Bereits in der Keynote stellte Diana Gonzalez Olivo, Integrationsbeauftragte des Landes Brandenburg, heraus, dass es ein Landesantidiskriminierungsgesetz braucht. Sie unterstrich, dass gerade Betroffene von Diskriminierung im Alltag stärkeren rechtlichen Schutz und niedrigschwellige Strukturen für wirksame Beratung benötigen.

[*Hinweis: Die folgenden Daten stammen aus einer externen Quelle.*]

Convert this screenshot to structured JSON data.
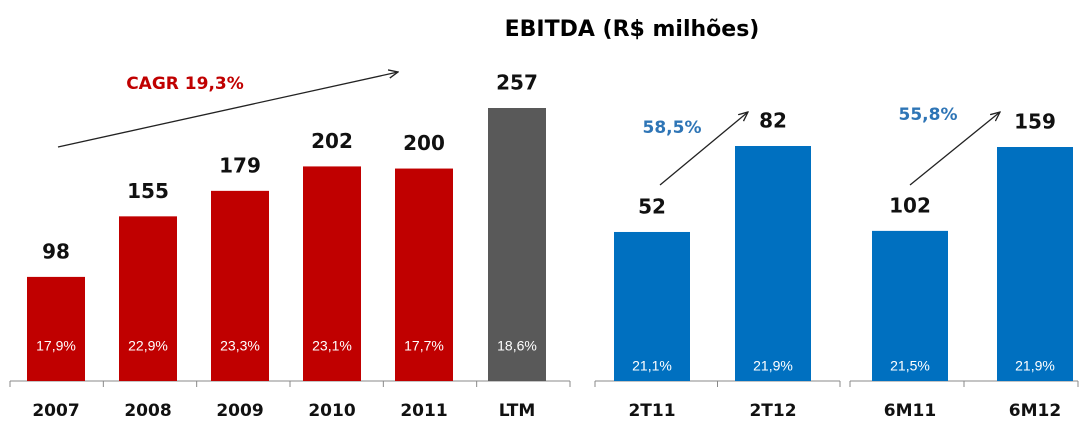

Berlin sollte dabei ein Vorbild für Brandenburg sein: Dort gibt es seit fünf Jahren ein Landesantidiskriminierungsgesetz – mit einer positiven Bilanz. Anya Lean, Senatsverwaltung Abteilung Antidiskriminierung, von der Ombudsstelle in Berlin berichtete, dass allein im Jahr 2024 rund 1.000 Anfragen eingingen, davon etwa 350 direkt zum LADG. Ihre Erfahrungen zeigen, dass das Gesetz Wirkung entfaltet, wenn es mit klaren Strukturen, unabhängiger Beratung und verpflichtenden Schulungen in den Verwaltungen verknüpft wird.

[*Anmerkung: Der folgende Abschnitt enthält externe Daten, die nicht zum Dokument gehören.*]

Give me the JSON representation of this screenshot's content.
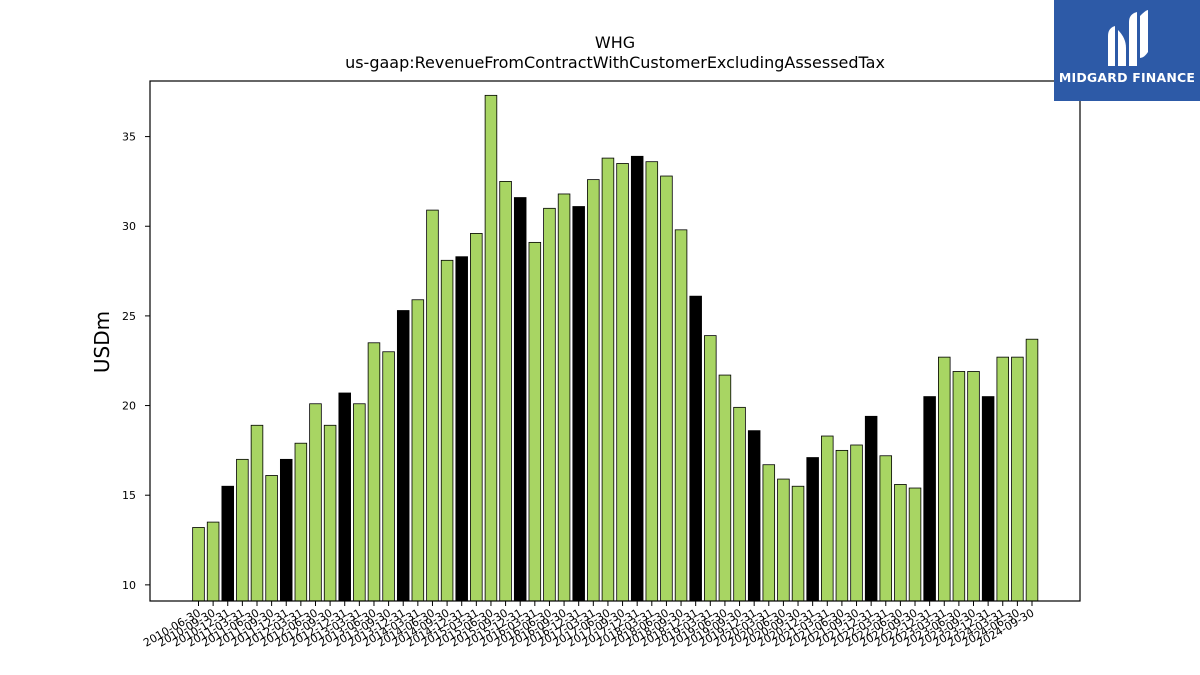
{
  "chart_data": {
    "type": "bar",
    "title": "WHG",
    "subtitle": "us-gaap:RevenueFromContractWithCustomerExcludingAssessedTax",
    "xlabel": "",
    "ylabel": "USDm",
    "ylim": [
      9.1,
      38.1
    ],
    "yticks": [
      10,
      15,
      20,
      25,
      30,
      35
    ],
    "grid": false,
    "colors": {
      "quarter": "#a8d563",
      "fiscal_year_end": "#000000"
    },
    "categories": [
      "2010-06-30",
      "2010-09-30",
      "2010-12-31",
      "2011-03-31",
      "2011-06-30",
      "2011-09-30",
      "2011-12-31",
      "2012-03-31",
      "2012-06-30",
      "2012-09-30",
      "2012-12-31",
      "2013-03-31",
      "2013-06-30",
      "2013-09-30",
      "2013-12-31",
      "2014-03-31",
      "2014-06-30",
      "2014-09-30",
      "2014-12-31",
      "2015-03-31",
      "2015-06-30",
      "2015-09-30",
      "2015-12-31",
      "2016-03-31",
      "2016-06-30",
      "2016-09-30",
      "2016-12-31",
      "2017-03-31",
      "2017-06-30",
      "2017-09-30",
      "2017-12-31",
      "2018-03-31",
      "2018-06-30",
      "2018-09-30",
      "2018-12-31",
      "2019-03-31",
      "2019-06-30",
      "2019-09-30",
      "2019-12-31",
      "2020-03-31",
      "2020-06-30",
      "2020-09-30",
      "2020-12-31",
      "2021-03-31",
      "2021-06-30",
      "2021-09-30",
      "2021-12-31",
      "2022-03-31",
      "2022-06-30",
      "2022-09-30",
      "2022-12-31",
      "2023-03-31",
      "2023-06-30",
      "2023-09-30",
      "2023-12-31",
      "2024-03-31",
      "2024-06-30",
      "2024-09-30"
    ],
    "values": [
      13.2,
      13.5,
      15.5,
      17.0,
      18.9,
      16.1,
      17.0,
      17.9,
      20.1,
      18.9,
      20.7,
      20.1,
      23.5,
      23.0,
      25.3,
      25.9,
      30.9,
      28.1,
      28.3,
      29.6,
      37.3,
      32.5,
      31.6,
      29.1,
      31.0,
      31.8,
      31.1,
      32.6,
      33.8,
      33.5,
      33.9,
      33.6,
      32.8,
      29.8,
      26.1,
      23.9,
      21.7,
      19.9,
      18.6,
      16.7,
      15.9,
      15.5,
      17.1,
      18.3,
      17.5,
      17.8,
      19.4,
      17.2,
      15.6,
      15.4,
      20.5,
      22.7,
      21.9,
      21.9,
      20.5,
      22.7,
      22.7,
      23.7
    ],
    "fiscal_year_end_flags": [
      0,
      0,
      1,
      0,
      0,
      0,
      1,
      0,
      0,
      0,
      1,
      0,
      0,
      0,
      1,
      0,
      0,
      0,
      1,
      0,
      0,
      0,
      1,
      0,
      0,
      0,
      1,
      0,
      0,
      0,
      1,
      0,
      0,
      0,
      1,
      0,
      0,
      0,
      1,
      0,
      0,
      0,
      1,
      0,
      0,
      0,
      1,
      0,
      0,
      0,
      1,
      0,
      0,
      0,
      1,
      0,
      0,
      0
    ]
  },
  "brand": {
    "name": "MIDGARD FINANCE",
    "icon": "midgard-logo-icon",
    "background": "#2d5aa7"
  }
}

In der anschließenden Diskussion wurde deutlich, dass Betroffene gerade in Schulen, Behörden oder im Kontakt mit der Polizei immer wieder Diskriminierung erfahren, ohne dass sie sich rechtlich wehren können. Issam Kanjo vom Dachverband der Migrant*innenorganisationen Ostdeutschland schilderte, dass ein erheblicher Teil der Beratungsfälle genau in diesen Bereichen liege, in denen das Bundesgesetz (AGG) nicht greift. Auch Birgit Peter von der Opferperspektive wies darauf hin, dass Diskriminierung oft mehrere Ebenen gleichzeitig betreffe – etwa Herkunft, Geschlecht und soziale Lage – und deshalb umfassendere Regelungen nötig seien. Lars Bergmann vom Landesverband AndersARTIG schilderte, dass insbesondere queerfeindliche Diskriminierung im Bildungsbereich weit verbreitet sei und dringend rechtliche wie auch praktische Gegenmaßnahmen erfordere.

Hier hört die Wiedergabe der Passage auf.